Deep learning models in medical contexts face challenges like data scarcity, inhomogeneity, and privacy concerns. This study focuses on improving ventricular segmentation in brain MRI images using synthetic data. We employed two latent diffusion models (LDMs): a mask generator trained using 10,000 masks, and a corresponding SPADE image generator optimized using 6,881 scans to create an MRI conditioned on a 3D brain mask. Conditioning the mask generator on ventricular volume in combination with classifier-free guidance enabled the control of the ventricular volume distribution of the generated synthetic images. Next, the performance of the synthetic data was tested using three nnU-Net segmentation models trained on a real, augmented and entirely synthetic data, respectively. The resulting models were tested on a completely independent hold-out dataset of patients with enlarged ventricles, with manual delineation of the ventricles used as ground truth. The model trained on real data showed a mean absolute error (MAE) of 9.09 \pm 12.18 mL in predicted ventricular volume, while the models trained on synthetic and augmented data showed MAEs of 7.52 \pm 4.81 mL and 6.23 \pm 4.33 mL, respectively. Both the synthetic and augmented model also outperformed the state-of-the-art model SynthSeg, which due to limited performance in cases of large ventricular volumes, showed an MAE of 7.73 \pm 12.12 mL with a factor of 3 higher standard deviation. The model trained on augmented data showed the highest Dice score of 0.892 \pm 0.05, slightly outperforming SynthSeg and on par with the model trained on real data. The synthetic model performed similar to SynthSeg. In summary, we provide evidence that guided synthesis of labeled brain MRI data using LDMs improves the segmentation of enlarged ventricles and outperforms existing state-of-the-art segmentation models.

Figures (8)

• Figure 1: Histogram of the distribution of normalized ventricular volumes for the LDM100k data (N=10,000) and the MS-FLAIR data (N=6,881). The x-axis displays the normalized volume ratio $c$, which is estimated as the ratio of ventricular volume to intracranial volume to get the relative size of the ventricles, and subsequently normalized over the data to the range between 0 and 1.
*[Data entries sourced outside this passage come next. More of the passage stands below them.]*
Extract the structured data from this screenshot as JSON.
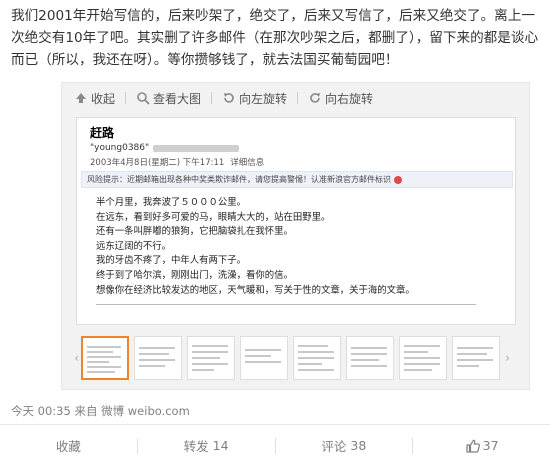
{
  "post": {
    "text": "我们2001年开始写信的，后来吵架了，绝交了，后来又写信了，后来又绝交了。离上一次绝交有10年了吧。其实删了许多邮件（在那次吵架之后，都删了），留下来的都是谈心而已（所以，我还在呀）。等你攒够钱了，就去法国买葡萄园吧！"
  },
  "toolbar": {
    "collapse": "收起",
    "view_large": "查看大图",
    "rotate_left": "向左旋转",
    "rotate_right": "向右旋转"
  },
  "email": {
    "from": "赶路",
    "addr": "\"young0386\"",
    "date": "2003年4月8日(星期二) 下午17:11",
    "detail": "详细信息",
    "warning": "风险提示：近期邮箱出现各种中奖类欺诈邮件，请您提高警惕！认准新浪官方邮件标识",
    "lines": [
      "半个月里，我奔波了５０００公里。",
      "在远东，看到好多可爱的马，眼睛大大的，站在田野里。",
      "还有一条叫胖嘟的狼狗，它把脑袋扎在我怀里。",
      "远东辽阔的不行。",
      "我的牙齿不疼了，中年人有两下子。",
      "终于到了哈尔滨，刚刚出门，洗澡，看你的信。",
      "想像你在经济比较发达的地区，天气暖和，写关于性的文章，关于海的文章。"
    ]
  },
  "thumbs": {
    "count": 8,
    "active_index": 0
  },
  "meta": {
    "time": "今天 00:35",
    "from_label": "来自",
    "source": "微博 weibo.com"
  },
  "actions": {
    "favorite": "收藏",
    "repost_label": "转发",
    "repost_count": "14",
    "comment_label": "评论",
    "comment_count": "38",
    "like_count": "37"
  },
  "colors": {
    "active_thumb_border": "#f0842c",
    "muted_text": "#808080"
  }
}
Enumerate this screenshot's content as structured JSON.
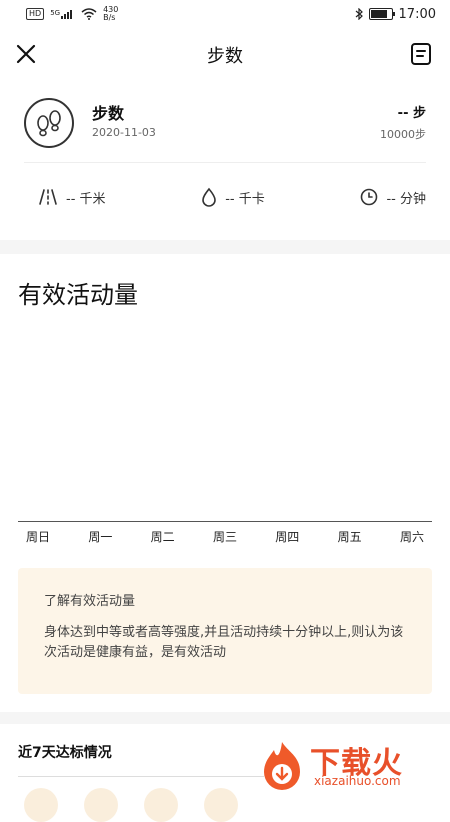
{
  "status_bar": {
    "hd": "HD",
    "signal": "5G",
    "net_speed_value": "430",
    "net_speed_unit": "B/s",
    "battery_level": 0.9,
    "time": "17:00"
  },
  "nav": {
    "title": "步数"
  },
  "summary": {
    "title": "步数",
    "date": "2020-11-03",
    "value": "-- 步",
    "goal": "10000步"
  },
  "metrics": [
    {
      "icon": "distance-icon",
      "label": "-- 千米"
    },
    {
      "icon": "calories-icon",
      "label": "-- 千卡"
    },
    {
      "icon": "clock-icon",
      "label": "-- 分钟"
    }
  ],
  "activity": {
    "title": "有效活动量",
    "days": [
      "周日",
      "周一",
      "周二",
      "周三",
      "周四",
      "周五",
      "周六"
    ]
  },
  "info": {
    "title": "了解有效活动量",
    "body": "身体达到中等或者高等强度,并且活动持续十分钟以上,则认为该次活动是健康有益，是有效活动"
  },
  "weekly": {
    "title": "近7天达标情况"
  },
  "watermark": {
    "name": "下载火",
    "url": "xiazaihuo.com"
  }
}
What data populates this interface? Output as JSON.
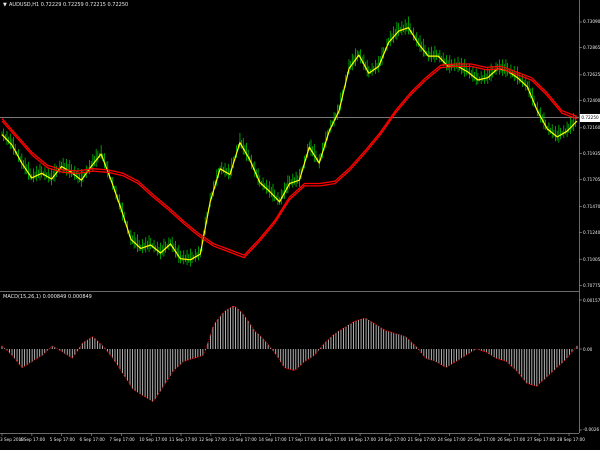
{
  "chart_title": "AUDUSD,H1  0.72229 0.72259 0.72215 0.72250",
  "macd_title": "MACD(15,26,1) 0.000849 0.000849",
  "current_price": "0.72250",
  "title_arrow_icon": "triangle-down-icon",
  "colors": {
    "background": "#000000",
    "price_line": "#ffff00",
    "price_wick": "#00c000",
    "ma_line": "#ff0000",
    "histogram": "#c0c0c0",
    "signal": "#ff0000",
    "hline": "#c0c0c0",
    "axis_text": "#e8e8e8"
  },
  "chart_data": [
    {
      "type": "line",
      "title": "AUDUSD,H1  0.72229 0.72259 0.72215 0.72250",
      "x": [
        "3 Sep 2018",
        "4 Sep 17:00",
        "5 Sep 17:00",
        "6 Sep 17:00",
        "7 Sep 17:00",
        "10 Sep 17:00",
        "11 Sep 17:00",
        "12 Sep 17:00",
        "13 Sep 17:00",
        "14 Sep 17:00",
        "17 Sep 17:00",
        "18 Sep 17:00",
        "19 Sep 17:00",
        "20 Sep 17:00",
        "21 Sep 17:00",
        "24 Sep 17:00",
        "25 Sep 17:00",
        "26 Sep 17:00",
        "27 Sep 17:00",
        "28 Sep 17:00"
      ],
      "y_ticks": [
        "0.73090",
        "0.72865",
        "0.72625",
        "0.72400",
        "0.72160",
        "0.71935",
        "0.71705",
        "0.71470",
        "0.71240",
        "0.71005",
        "0.70775"
      ],
      "ylim": [
        0.7077,
        0.7316
      ],
      "current_price": "0.72250",
      "series": [
        {
          "values": [
            0.721,
            0.7201,
            0.7185,
            0.7172,
            0.7176,
            0.7171,
            0.7182,
            0.7177,
            0.717,
            0.7182,
            0.7193,
            0.717,
            0.7145,
            0.7118,
            0.711,
            0.7113,
            0.7106,
            0.7114,
            0.7101,
            0.71,
            0.7105,
            0.7151,
            0.718,
            0.7175,
            0.7203,
            0.7188,
            0.7168,
            0.716,
            0.7151,
            0.7167,
            0.717,
            0.7199,
            0.7185,
            0.7213,
            0.7231,
            0.7268,
            0.728,
            0.7264,
            0.727,
            0.7291,
            0.7301,
            0.7304,
            0.729,
            0.7279,
            0.7279,
            0.727,
            0.727,
            0.7265,
            0.7258,
            0.726,
            0.7268,
            0.7266,
            0.726,
            0.7252,
            0.7231,
            0.7215,
            0.7208,
            0.7213,
            0.7222
          ]
        },
        {
          "values": [
            0.7223,
            0.7208,
            0.7193,
            0.7182,
            0.7178,
            0.7177,
            0.7179,
            0.7178,
            0.7175,
            0.7168,
            0.7156,
            0.7145,
            0.7133,
            0.7122,
            0.7113,
            0.7108,
            0.7103,
            0.7117,
            0.7133,
            0.7154,
            0.7166,
            0.7166,
            0.7168,
            0.718,
            0.7195,
            0.7211,
            0.723,
            0.7246,
            0.7259,
            0.727,
            0.7271,
            0.7271,
            0.7268,
            0.7269,
            0.7264,
            0.7259,
            0.7246,
            0.723,
            0.7225
          ]
        }
      ]
    },
    {
      "type": "bar",
      "title": "MACD(15,26,1) 0.000849 0.000849",
      "y_ticks": [
        "0.0015735",
        "0.00",
        "-0.0026"
      ],
      "ylim": [
        -0.0026,
        0.0015735
      ],
      "values": [
        0.0001,
        -0.0002,
        -0.0006,
        -0.0004,
        -0.0002,
        0.0001,
        -0.0001,
        -0.0003,
        0.0002,
        0.0004,
        0.0001,
        -0.0003,
        -0.0008,
        -0.0013,
        -0.0015,
        -0.0017,
        -0.0012,
        -0.0007,
        -0.0004,
        -0.0003,
        -0.0002,
        0.0008,
        0.0012,
        0.0014,
        0.0011,
        0.0006,
        0.0003,
        -0.0001,
        -0.0006,
        -0.0007,
        -0.0004,
        -0.0002,
        0.0002,
        0.0005,
        0.0007,
        0.0009,
        0.001,
        0.0008,
        0.0006,
        0.0005,
        0.0004,
        0.0001,
        -0.0003,
        -0.0004,
        -0.0006,
        -0.0004,
        -0.0002,
        0.0,
        -0.0001,
        -0.0003,
        -0.0004,
        -0.0007,
        -0.0011,
        -0.0012,
        -0.0009,
        -0.0006,
        -0.0003,
        0.0001
      ]
    }
  ]
}
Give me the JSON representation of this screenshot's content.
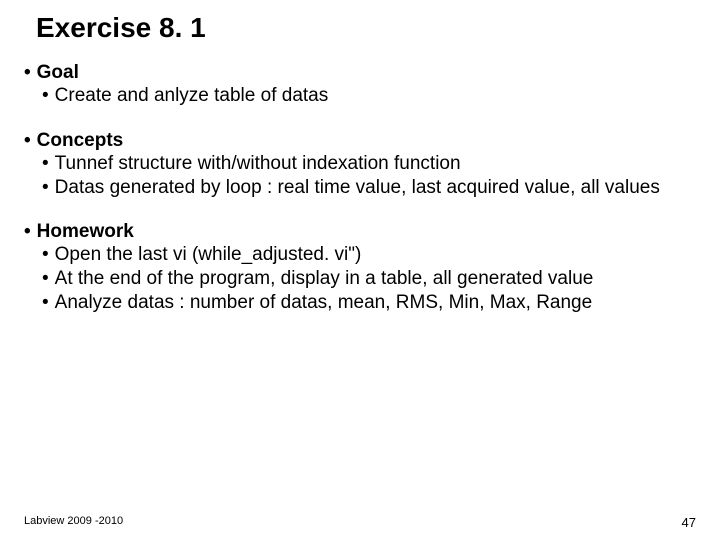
{
  "title": "Exercise 8. 1",
  "sections": [
    {
      "header": "Goal",
      "items": [
        "Create and anlyze table of datas"
      ]
    },
    {
      "header": "Concepts",
      "items": [
        "Tunnef structure with/without indexation function",
        "Datas generated by loop : real time value, last acquired value, all values"
      ]
    },
    {
      "header": "Homework",
      "items": [
        "Open the last vi (while_adjusted. vi\")",
        "At the end of the program, display in a table, all generated value",
        "Analyze datas : number of datas, mean, RMS, Min, Max, Range"
      ]
    }
  ],
  "footer": {
    "left": "Labview 2009 -2010",
    "right": "47"
  }
}
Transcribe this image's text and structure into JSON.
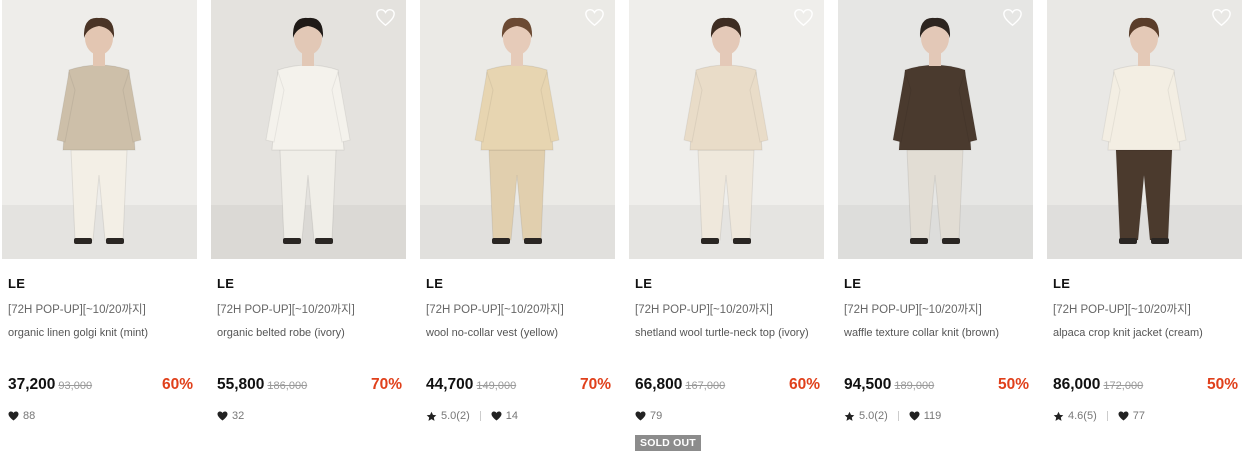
{
  "products": [
    {
      "brand": "LE",
      "promo": "[72H POP-UP][~10/20까지]",
      "name": "organic linen golgi knit (mint)",
      "price": "37,200",
      "original_price": "93,000",
      "discount": "60%",
      "likes": "88",
      "colors": {
        "bg": "#eeedea",
        "top": "#cdbfa9",
        "bottom": "#f3efe6",
        "hair": "#4a3426",
        "skin": "#e3c6b2"
      }
    },
    {
      "brand": "LE",
      "promo": "[72H POP-UP][~10/20까지]",
      "name": "organic belted robe (ivory)",
      "price": "55,800",
      "original_price": "186,000",
      "discount": "70%",
      "likes": "32",
      "colors": {
        "bg": "#e4e2de",
        "top": "#f4f2ec",
        "bottom": "#f0eee8",
        "hair": "#1f1a17",
        "skin": "#e2c8b6"
      }
    },
    {
      "brand": "LE",
      "promo": "[72H POP-UP][~10/20까지]",
      "name": "wool no-collar vest (yellow)",
      "price": "44,700",
      "original_price": "149,000",
      "discount": "70%",
      "rating": "5.0(2)",
      "likes": "14",
      "colors": {
        "bg": "#ebeae6",
        "top": "#e7d5b1",
        "bottom": "#e1cfae",
        "hair": "#6b4a33",
        "skin": "#e6cbb9"
      }
    },
    {
      "brand": "LE",
      "promo": "[72H POP-UP][~10/20까지]",
      "name": "shetland wool turtle-neck top (ivory)",
      "price": "66,800",
      "original_price": "167,000",
      "discount": "60%",
      "likes": "79",
      "sold_out": "SOLD OUT",
      "colors": {
        "bg": "#efeeeb",
        "top": "#e9dcc8",
        "bottom": "#efe8dc",
        "hair": "#3e2d22",
        "skin": "#e4c9b8"
      }
    },
    {
      "brand": "LE",
      "promo": "[72H POP-UP][~10/20까지]",
      "name": "waffle texture collar knit (brown)",
      "price": "94,500",
      "original_price": "189,000",
      "discount": "50%",
      "rating": "5.0(2)",
      "likes": "119",
      "colors": {
        "bg": "#e6e6e4",
        "top": "#4a3a2e",
        "bottom": "#e2ddd4",
        "hair": "#2d2520",
        "skin": "#e3c8b7"
      }
    },
    {
      "brand": "LE",
      "promo": "[72H POP-UP][~10/20까지]",
      "name": "alpaca crop knit jacket (cream)",
      "price": "86,000",
      "original_price": "172,000",
      "discount": "50%",
      "rating": "4.6(5)",
      "likes": "77",
      "colors": {
        "bg": "#e9e8e5",
        "top": "#f3eee3",
        "bottom": "#4b3a2d",
        "hair": "#5a3d2a",
        "skin": "#e4c9b7"
      }
    }
  ]
}
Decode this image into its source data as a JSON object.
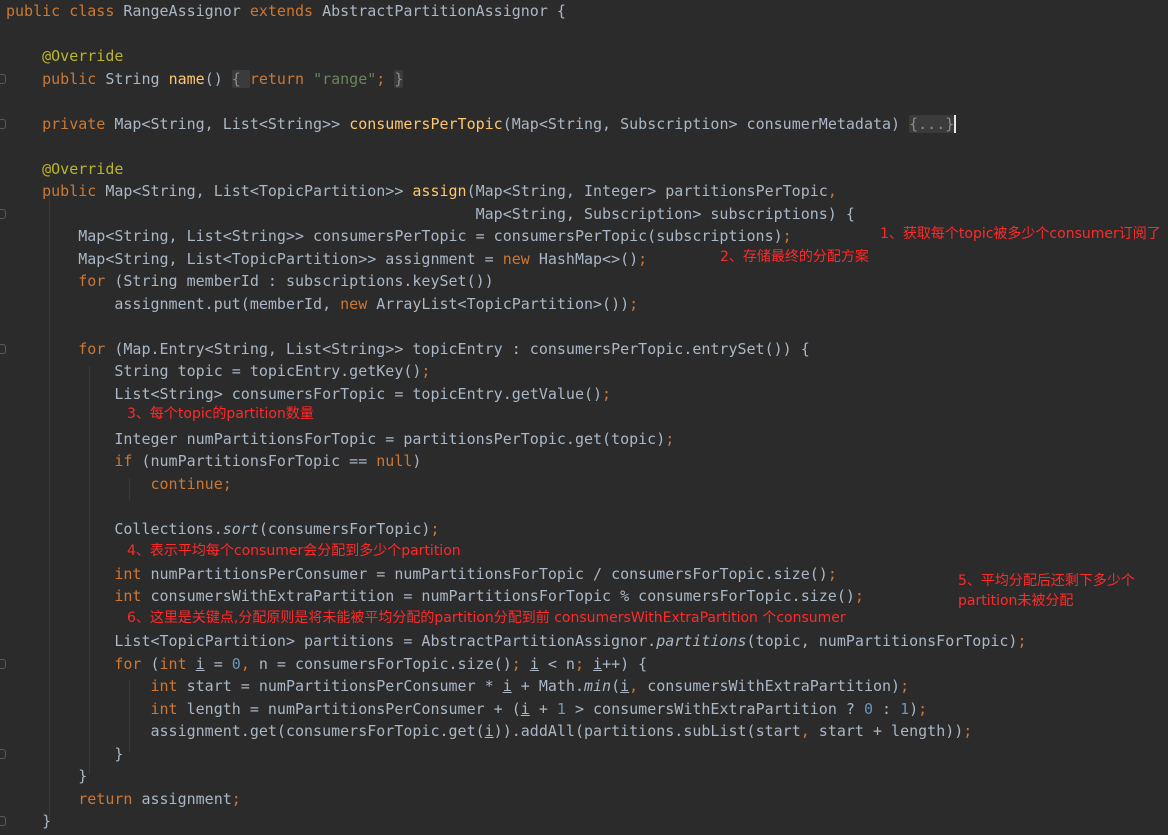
{
  "colors": {
    "background": "#2b2b2b",
    "default_text": "#a9b7c6",
    "keyword": "#cc7832",
    "annotation": "#bbb529",
    "method_declaration": "#ffc66d",
    "string": "#6a8759",
    "number": "#6897bb",
    "fold_placeholder": "#3b3b3b",
    "note_text": "#ff2a2a"
  },
  "code_lines": [
    {
      "tokens": [
        [
          "kw",
          "public class "
        ],
        [
          "",
          "RangeAssignor "
        ],
        [
          "kw",
          "extends "
        ],
        [
          "",
          "AbstractPartitionAssignor {"
        ]
      ]
    },
    {
      "tokens": []
    },
    {
      "tokens": [
        [
          "",
          "    "
        ],
        [
          "an",
          "@Override"
        ]
      ]
    },
    {
      "tokens": [
        [
          "",
          "    "
        ],
        [
          "kw",
          "public "
        ],
        [
          "",
          "String "
        ],
        [
          "fn",
          "name"
        ],
        [
          "",
          "() "
        ],
        [
          "fold",
          "{ "
        ],
        [
          "kw",
          "return "
        ],
        [
          "st",
          "\"range\""
        ],
        [
          "kw",
          "; "
        ],
        [
          "fold",
          "}"
        ]
      ]
    },
    {
      "tokens": []
    },
    {
      "tokens": [
        [
          "",
          "    "
        ],
        [
          "kw",
          "private "
        ],
        [
          "",
          "Map<String, List<String>> "
        ],
        [
          "fn",
          "consumersPerTopic"
        ],
        [
          "",
          "(Map<String, Subscription> consumerMetadata) "
        ],
        [
          "fold",
          "{...}"
        ],
        [
          "caret",
          ""
        ]
      ]
    },
    {
      "tokens": []
    },
    {
      "tokens": [
        [
          "",
          "    "
        ],
        [
          "an",
          "@Override"
        ]
      ]
    },
    {
      "tokens": [
        [
          "",
          "    "
        ],
        [
          "kw",
          "public "
        ],
        [
          "",
          "Map<String, List<TopicPartition>> "
        ],
        [
          "fn",
          "assign"
        ],
        [
          "",
          "(Map<String, Integer> partitionsPerTopic"
        ],
        [
          "kw",
          ","
        ]
      ]
    },
    {
      "tokens": [
        [
          "",
          "                                                    Map<String, Subscription> subscriptions) {"
        ]
      ]
    },
    {
      "tokens": [
        [
          "",
          "        Map<String, List<String>> consumersPerTopic = consumersPerTopic(subscriptions)"
        ],
        [
          "kw",
          ";"
        ]
      ]
    },
    {
      "tokens": [
        [
          "",
          "        Map<String, List<TopicPartition>> assignment = "
        ],
        [
          "kw",
          "new "
        ],
        [
          "",
          "HashMap<>()"
        ],
        [
          "kw",
          ";"
        ]
      ]
    },
    {
      "tokens": [
        [
          "",
          "        "
        ],
        [
          "kw",
          "for "
        ],
        [
          "",
          "(String memberId : subscriptions.keySet())"
        ]
      ]
    },
    {
      "tokens": [
        [
          "",
          "            assignment.put(memberId, "
        ],
        [
          "kw",
          "new "
        ],
        [
          "",
          "ArrayList<TopicPartition>())"
        ],
        [
          "kw",
          ";"
        ]
      ]
    },
    {
      "tokens": []
    },
    {
      "tokens": [
        [
          "",
          "        "
        ],
        [
          "kw",
          "for "
        ],
        [
          "",
          "(Map.Entry<String, List<String>> topicEntry : consumersPerTopic.entrySet()) {"
        ]
      ]
    },
    {
      "tokens": [
        [
          "",
          "            String topic = topicEntry.getKey()"
        ],
        [
          "kw",
          ";"
        ]
      ]
    },
    {
      "tokens": [
        [
          "",
          "            List<String> consumersForTopic = topicEntry.getValue()"
        ],
        [
          "kw",
          ";"
        ]
      ]
    },
    {
      "tokens": []
    },
    {
      "tokens": [
        [
          "",
          "            Integer numPartitionsForTopic = partitionsPerTopic.get(topic)"
        ],
        [
          "kw",
          ";"
        ]
      ]
    },
    {
      "tokens": [
        [
          "",
          "            "
        ],
        [
          "kw",
          "if "
        ],
        [
          "",
          "(numPartitionsForTopic == "
        ],
        [
          "kw",
          "null"
        ],
        [
          "",
          ")"
        ]
      ]
    },
    {
      "tokens": [
        [
          "",
          "                "
        ],
        [
          "kw",
          "continue;"
        ]
      ]
    },
    {
      "tokens": []
    },
    {
      "tokens": [
        [
          "",
          "            Collections."
        ],
        [
          "it",
          "sort"
        ],
        [
          "",
          "(consumersForTopic)"
        ],
        [
          "kw",
          ";"
        ]
      ]
    },
    {
      "tokens": []
    },
    {
      "tokens": [
        [
          "",
          "            "
        ],
        [
          "kw",
          "int "
        ],
        [
          "",
          "numPartitionsPerConsumer = numPartitionsForTopic / consumersForTopic.size()"
        ],
        [
          "kw",
          ";"
        ]
      ]
    },
    {
      "tokens": [
        [
          "",
          "            "
        ],
        [
          "kw",
          "int "
        ],
        [
          "",
          "consumersWithExtraPartition = numPartitionsForTopic % consumersForTopic.size()"
        ],
        [
          "kw",
          ";"
        ]
      ]
    },
    {
      "tokens": []
    },
    {
      "tokens": [
        [
          "",
          "            List<TopicPartition> partitions = AbstractPartitionAssignor."
        ],
        [
          "it",
          "partitions"
        ],
        [
          "",
          "(topic, numPartitionsForTopic)"
        ],
        [
          "kw",
          ";"
        ]
      ]
    },
    {
      "tokens": [
        [
          "",
          "            "
        ],
        [
          "kw",
          "for "
        ],
        [
          "",
          "("
        ],
        [
          "kw",
          "int "
        ],
        [
          "ul",
          "i"
        ],
        [
          "",
          " = "
        ],
        [
          "nu",
          "0"
        ],
        [
          "kw",
          ", "
        ],
        [
          "",
          "n = consumersForTopic.size()"
        ],
        [
          "kw",
          "; "
        ],
        [
          "ul",
          "i"
        ],
        [
          "",
          " < n"
        ],
        [
          "kw",
          "; "
        ],
        [
          "ul",
          "i"
        ],
        [
          "",
          "++) {"
        ]
      ]
    },
    {
      "tokens": [
        [
          "",
          "                "
        ],
        [
          "kw",
          "int "
        ],
        [
          "",
          "start = numPartitionsPerConsumer * "
        ],
        [
          "ul",
          "i"
        ],
        [
          "",
          " + Math."
        ],
        [
          "it",
          "min"
        ],
        [
          "",
          "("
        ],
        [
          "ul",
          "i"
        ],
        [
          "kw",
          ", "
        ],
        [
          "",
          "consumersWithExtraPartition)"
        ],
        [
          "kw",
          ";"
        ]
      ]
    },
    {
      "tokens": [
        [
          "",
          "                "
        ],
        [
          "kw",
          "int "
        ],
        [
          "",
          "length = numPartitionsPerConsumer + ("
        ],
        [
          "ul",
          "i"
        ],
        [
          "",
          " + "
        ],
        [
          "nu",
          "1"
        ],
        [
          "",
          " > consumersWithExtraPartition ? "
        ],
        [
          "nu",
          "0"
        ],
        [
          "",
          " : "
        ],
        [
          "nu",
          "1"
        ],
        [
          "",
          ")"
        ],
        [
          "kw",
          ";"
        ]
      ]
    },
    {
      "tokens": [
        [
          "",
          "                assignment.get(consumersForTopic.get("
        ],
        [
          "ul",
          "i"
        ],
        [
          "",
          "))."
        ],
        [
          "",
          "addAll(partitions.subList(start"
        ],
        [
          "kw",
          ", "
        ],
        [
          "",
          "start + length))"
        ],
        [
          "kw",
          ";"
        ]
      ]
    },
    {
      "tokens": [
        [
          "",
          "            }"
        ]
      ]
    },
    {
      "tokens": [
        [
          "",
          "        }"
        ]
      ]
    },
    {
      "tokens": [
        [
          "",
          "        "
        ],
        [
          "kw",
          "return "
        ],
        [
          "",
          "assignment"
        ],
        [
          "kw",
          ";"
        ]
      ]
    },
    {
      "tokens": [
        [
          "",
          "    }"
        ]
      ]
    }
  ],
  "annotations": [
    {
      "text": "1、获取每个topic被多少个consumer订阅了"
    },
    {
      "text": "2、存储最终的分配方案"
    },
    {
      "text": "3、每个topic的partition数量"
    },
    {
      "text": "4、表示平均每个consumer会分配到多少个partition"
    },
    {
      "text": "5、平均分配后还剩下多少个"
    },
    {
      "text": "partition未被分配"
    },
    {
      "text": "6、这里是关键点,分配原则是将未能被平均分配的partition分配到前 consumersWithExtraPartition 个consumer"
    }
  ]
}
• Figure 2: Overview of the pipeline used to generate synthetic labeled data. Latent diffusion models (DM) are employed in two stages to produce synthetic brain images and corresponding masks. The pipeline begins with a noise input passed through a Mask DM that can be conditioned on the parameter $c$ reflecting the normalized ventricular volume ratio, followed by denoising to produce a latent representation. A Mask Decoder transforms this latent representation into a synthetic segmentation mask. Parallel to this, a SPADE DM, conditioned on the synthetic mask, generates denoised latent representations which are decoded to create a synthetic brain image.
• Figure 3: Overview of the effect of conditioning and guidance on ventricular volume generation. Specifically, this figure displays the mean ventricular volume (in mL) as a function of the normalized ventricular volume ratio $c$, comparing the ground truth ventricular volumes (black circles) with synthetic data generated using different guidance factors $G \in \{1.0, 2.0, 3.0, 4.0, 5.0\}$. The ground truth values are derived from the validation set using SynthSeg-generated masks. Synthetic masks were generated with similar $c$ values, and the mean ventricular volumes were compared. We also prompt the model with $c > 1.0$ (values not encountered during training) to investigate how well the model can extrapolate to larger ventricular sizes.
• Figure 4: Example case of synthetic brain images/masks generated using a guidance factor $G=4.0$ and varying conditioning parameters $c$. On the left, the synthetic segmentation mask is displayed, followed by the corresponding synthetic brain image. The right-most three images show variations in ventricular size for increasing $c$ values, with the ventricular label outline highlighted in green. As $c$ increases, the ventricular size expands accordingly, reflecting the expected changes based on the conditioning parameter. Degeneration of the synthetic data is observed for increasing $c$ values (right).
• Figure 5: (A) Violin plots of ventricular volume for each of the three training datasets using real, synthetic, and augmented (synthetic+real) (B) volume of predicted ventricle mask for a subset of the NPH-FLAIR$_{test}$ (N=42) with ventricular volumes above 150 mL, sorted by ground truth volume, (C) percent difference from ground truth and the predicted ventricular volume across the 4 models for the same subset of data as in (B).